After a consultation and a preliminary MRI, Jennifer had the UFE procedure done by Spencer on September 6 of last year. At the six month mark she got a second MRI, and the results are very good, with some fibroids completely gone and most others significantly smaller. (The remaining fibroids are expected to continue to shrink.) Her monthly bleeding and cramping is radically less now than it was before, and her anemia is gone.

We were extremely happy with Spencer’s work and with her willingness to answer our questions in minute detail. Indeed, we were very happy with the service provided by everyone associated with RIA. Likewise, we were happy with the service provided at Littleton Medical Center, where the procedure and recovery took place.
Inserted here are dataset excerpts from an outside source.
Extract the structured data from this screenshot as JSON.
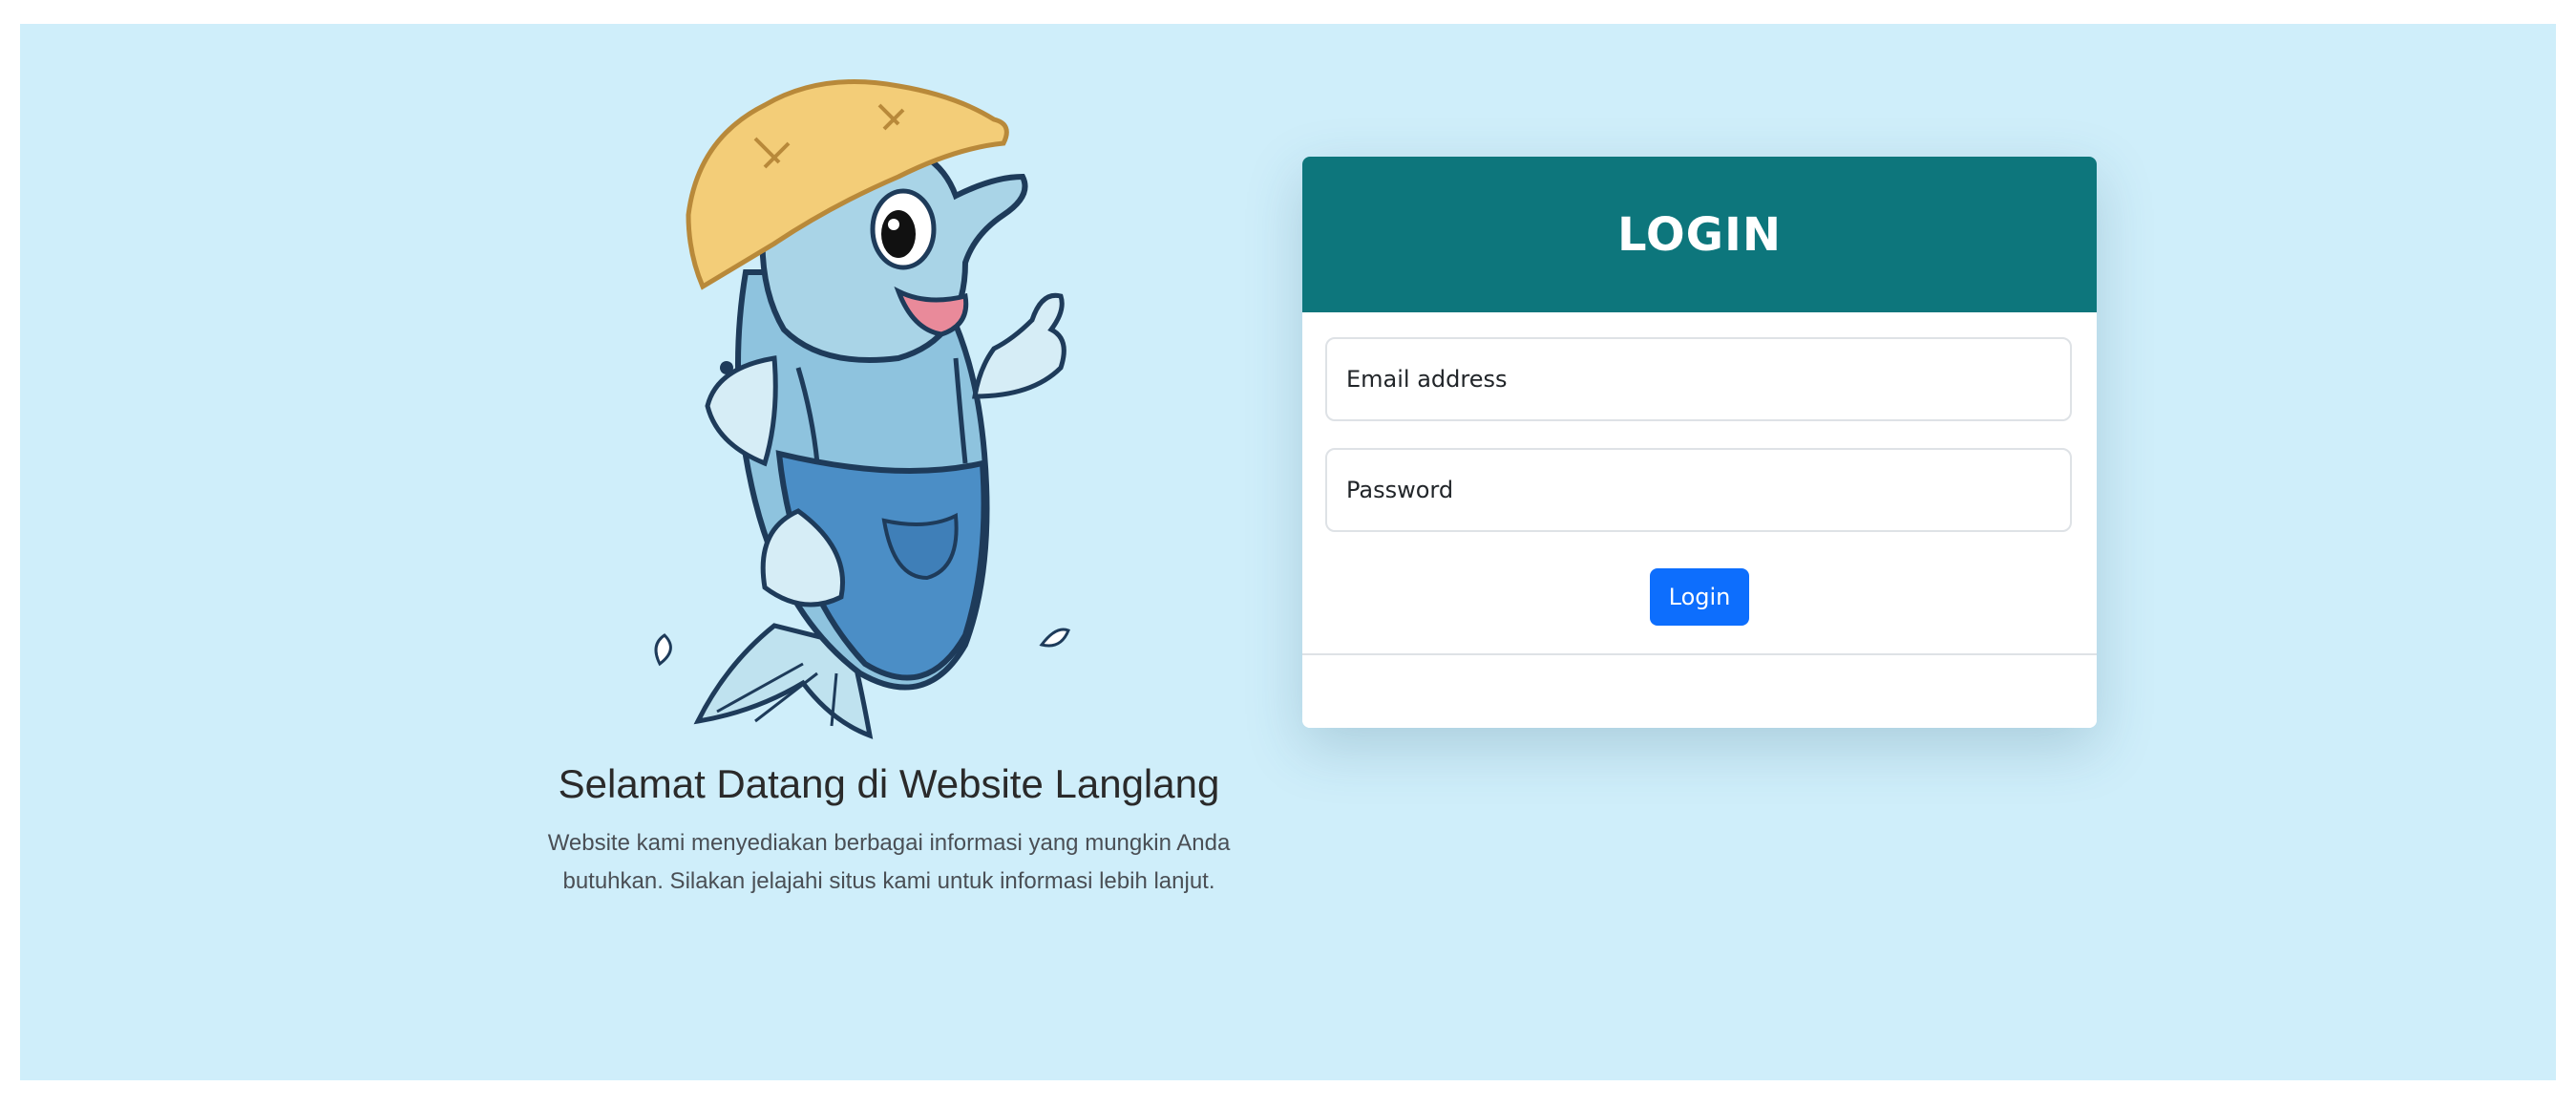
{
  "welcome": {
    "title": "Selamat Datang di Website Langlang",
    "description": "Website kami menyediakan berbagai informasi yang mungkin Anda butuhkan. Silakan jelajahi situs kami untuk informasi lebih lanjut.",
    "mascot_icon": "fish-mascot-with-straw-hat-icon"
  },
  "login": {
    "title": "LOGIN",
    "email_placeholder": "Email address",
    "email_value": "",
    "password_placeholder": "Password",
    "password_value": "",
    "button_label": "Login"
  },
  "colors": {
    "page_background": "#cfeefa",
    "header": "#0d767c",
    "button": "#0d6efd"
  }
}
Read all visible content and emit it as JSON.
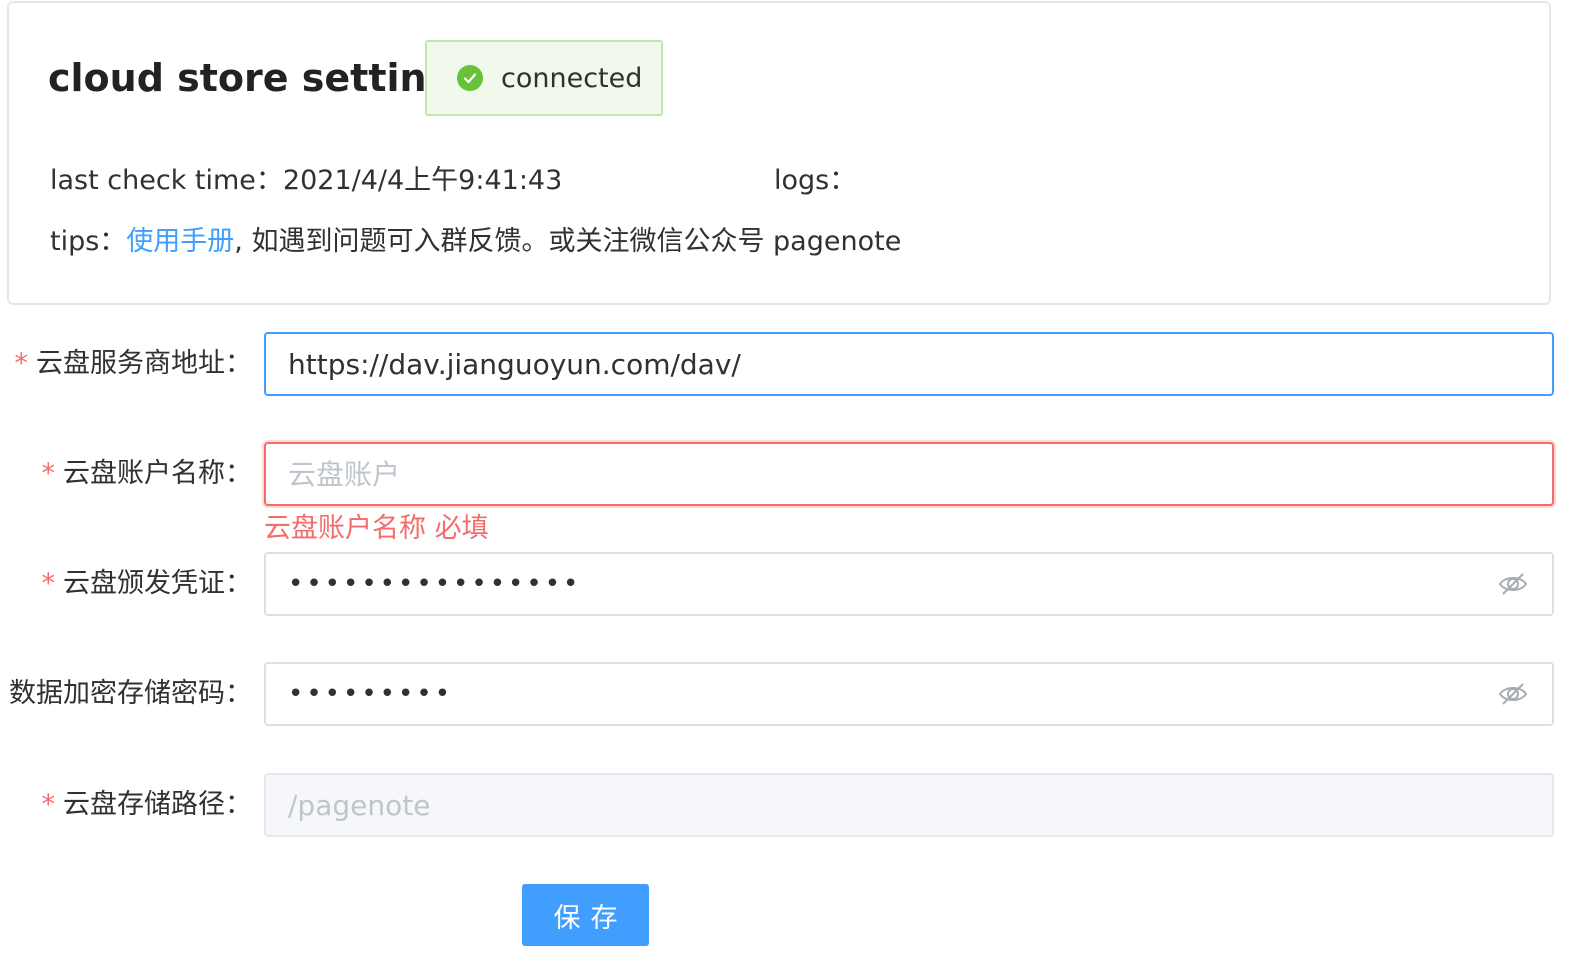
{
  "header": {
    "title": "cloud store setting",
    "status": "connected",
    "last_check_label": "last check time：",
    "last_check_value": "2021/4/4上午9:41:43",
    "logs_label": "logs：",
    "tips_label": "tips：",
    "tips_link": "使用手册",
    "tips_text": ", 如遇到问题可入群反馈。或关注微信公众号 pagenote"
  },
  "form": {
    "required_mark": "*",
    "server": {
      "label": "云盘服务商地址：",
      "value": "https://dav.jianguoyun.com/dav/"
    },
    "account": {
      "label": "云盘账户名称：",
      "value": "",
      "placeholder": "云盘账户",
      "error": "云盘账户名称 必填"
    },
    "credential": {
      "label": "云盘颁发凭证：",
      "value": "abcdefghijklmnop"
    },
    "encrypt": {
      "label": "数据加密存储密码：",
      "value": "abcdefghi"
    },
    "path": {
      "label": "云盘存储路径：",
      "value": "",
      "placeholder": "/pagenote"
    },
    "save_label": "保存"
  },
  "colors": {
    "primary": "#409eff",
    "success": "#67c23a",
    "danger": "#f56c6c",
    "text": "#303133"
  },
  "icons": {
    "status": "check-circle-icon",
    "password_toggle": "eye-off-icon"
  }
}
We did have a slight hitch in the recovery. The hospital staff put Jennifer on a morphine-class drug (I believe synthetic) immediately after surgery, but the next day when they took her off of that drug and switched her nausea medication she experienced some abdominal pain and some violent vomiting. They put her back on the morphine-class drug, changed her nausea medication, and kept her a second night. So UFE is definitely not an out-patient procedure, but Jennifer was back to work five days later.

Obviously neither Jennifer nor I are doctors, so anyone reading this should consult with a qualified medical expert regarding any medical issue. That said, in our case, we’re extremely glad we pursued UFE, particularly through RIA. So thank you Dr. Spencer and team!

July 7, 2016 Update: Last year my wife gave birth! It is my belief, although not a certainty, that the fibroid embolization allowed her to get pregnant. The procedure did not seem to interfere with the pregnancy. She did deliver early due to severe preeclampsia. Because she had a c-section, I actually saw her uterus. She still had some remaining fibroids, including one that might have interfered with baby positioning and delivery; but we still regard the embolization as an overwhelming success.